Saturday, July 6, 2013

Book Review / Eduardo Lago: Intimacy By Degrees

 By Elidio La Torre Lagares | Posted Sat., July 6, 4:21 p.m. Read the original Spanish-language version of this essay at Nagari.

HUNGARIAN WRITER FRIGYES KARINTHY, in his story Chains (1929), states that human relationships are determined by a separation of six degrees, or less, from person to person, a theory popularized by John Guare’s play aptly titled Six Degrees of Separation. But as far as the dissolution of the subject is concerned, Eduardo Lalo’s novel Simone, recently awarded the prestigious Rómulo Gallegos International Novel Prize, seems to me like an extension of such theory if we submit the two main characters to existential scrutiny. Loneliness, silence, invisibility, desire, language and the city are the six points of connection/separation between an anonymous narrator -who looks for meaning in a life made of fragments- and a character who calls herself Simone.


Eduardo Lalo
As an unprecedented distinction in Puerto Rican literature, the Romulo Gallegos Prize puts the Caribbean island in the spotlight of Latin American Literature. No doubt: the award has been previously granted to distinguished literary presences, such as Mario Vargas Llosa, Gabriel García Márquez, Carlos Fuentes, Roberto Bolaño and Ricardo Piglia, just to name a few. But, as a literary object, Simone is made from the stuff of great works of literature.

In several ways, the lives of the two characters helps us to rethink the material conditions of life in the city of San Juan, which the narrator reconstructs as a collection of quotes and narrative fragments that underpin the structural principles of the work. Thus, the formal aspects of the order are superseded almost like a scale model of the great novel in modern Puerto Rican fiction, En Babia (1940), the long lost and forgotten work by José I. De Diego Padró, set in New York City, and, most certainly, in Lalo’s the reading list.

Thus, Simone recreates glance of the flâneur –the stroller who walks the metropolis- in a small city like San Juan. The scope even turns and dwindles to lonely afternoons in shopping centers, these cities within the city that are already social referents in consumerist societies.
 
Here, in Simone, we find the musings and meditations on invisible countries, discharged into the nihilism of the narrator and trying to make sense of the seemingly unrelated. Here, sadness, pain, melancholy populate the text as innate states of existence in the Caribbean.

But strangely, the overpowering theme is Simone is love, in its various gradations and its redemptive possibilities.

Like philosophy, love is always seeking truth.

It is the glue that keeps the unnamed writer together as he walks the streets of San Juan, reading and writing, listening to their passersby, trying to understand them from the distance. However, the unbearable ordinariness that the city suffers tames the narrator.

San Juan not only is portrayed as a scorched region, climatologically speaking, but also as a place with a linear sense of time, complete with expressionlessness and monochromatic idiosyncrasies. Isn’t the sun a kind of disease?, asks the narrator at some point. The people in San Juan are not able to access the city because their poor linguistic capacities. Language, sometimes truncated and misguided by others, is an impediment. But it requires love to despise a city.

Enter Simone.

The center of the narrator’s longings is the woman of Chinese origin whose real name is Li Chao. Idyllic love arises: disembodied love.

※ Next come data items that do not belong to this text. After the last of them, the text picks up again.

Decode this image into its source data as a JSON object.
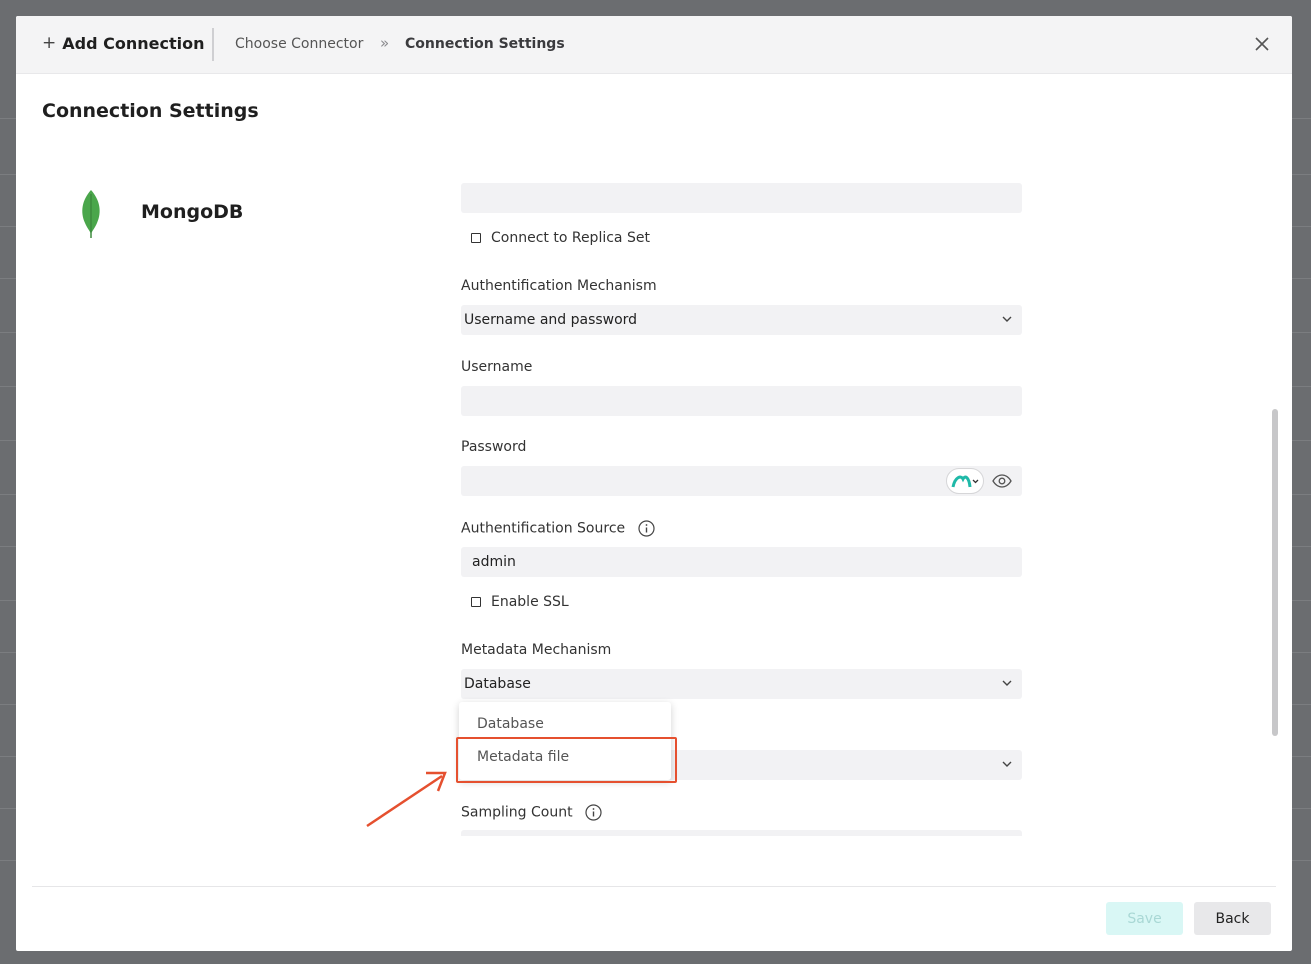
{
  "header": {
    "add_connection": "Add Connection",
    "breadcrumb": [
      "Choose Connector",
      "Connection Settings"
    ]
  },
  "page_title": "Connection Settings",
  "connector": {
    "name": "MongoDB",
    "icon": "mongodb-leaf-icon",
    "color": "#4aa64b"
  },
  "form": {
    "host_value": "",
    "replica_set_label": "Connect to Replica Set",
    "auth_mechanism_label": "Authentification Mechanism",
    "auth_mechanism_value": "Username and password",
    "username_label": "Username",
    "username_value": "",
    "password_label": "Password",
    "password_value": "",
    "auth_source_label": "Authentification Source",
    "auth_source_value": "admin",
    "enable_ssl_label": "Enable SSL",
    "metadata_mechanism_label": "Metadata Mechanism",
    "metadata_mechanism_value": "Database",
    "sampling_count_label": "Sampling Count"
  },
  "dropdown": {
    "options": [
      "Database",
      "Metadata file"
    ]
  },
  "footer": {
    "save_label": "Save",
    "back_label": "Back"
  },
  "colors": {
    "accent": "#1fb9a8",
    "highlight": "#e5502f"
  }
}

The affair initiates when Li Chao starts sending a series of anonymous texts that captivate the narrator. It is a love without physical dimension until they finally meet. "With arms and legs entwined, our bodies were reborn," says the narrator. The words take a female form.
 
Simone was a confessed lover of the protagonist’s novels, so, almost with a causal relation, mutual textualities lead to the meeting of the bodies and, hence, to the birth of an erotic relationship between the two protagonists. Also, the woman will lead our hero on a journey under the city’s skin to reveal a world inhabited by "invisible" people. The two loves -the one the writer feels for San Juan and the one he feels for Li Chao- traverse loneliness, silence, invisibility, desire, language and the city, and consolidate in a higher love: the love for words.

From a narrative standpoint, ethical conflicts are linked masterfully to tell a story where, after all, language is the possibility where we exist and love. You cannot exist without love, and you cannot love without language.
But language is not natural: we are not born with it; we must acquire it. Speech is intercourse, Octavio Paz once wrote. No intercourse, no language.
At the end of the novel, when Li goes away and becomes a verb in past tense form, the narrator confesses: "I could not make a gesture or a word." Then he adds: "My cry for help was silence and immobility."
There is a more interesting (but less crystalline) portrayal of 21rst century Puerto Rico underlying Simone: we are a transcultural nation in the making. The presence of Asian cultures seem like a natural element in Puerto Rican society, where the Caribbean repeats itself more than ever, as it converges with European and American cultures. As Lalo himself put it in a recent interview, “I live in an invisible country”. Maybe the time has come to start looking at Puerto Rico with new eyes.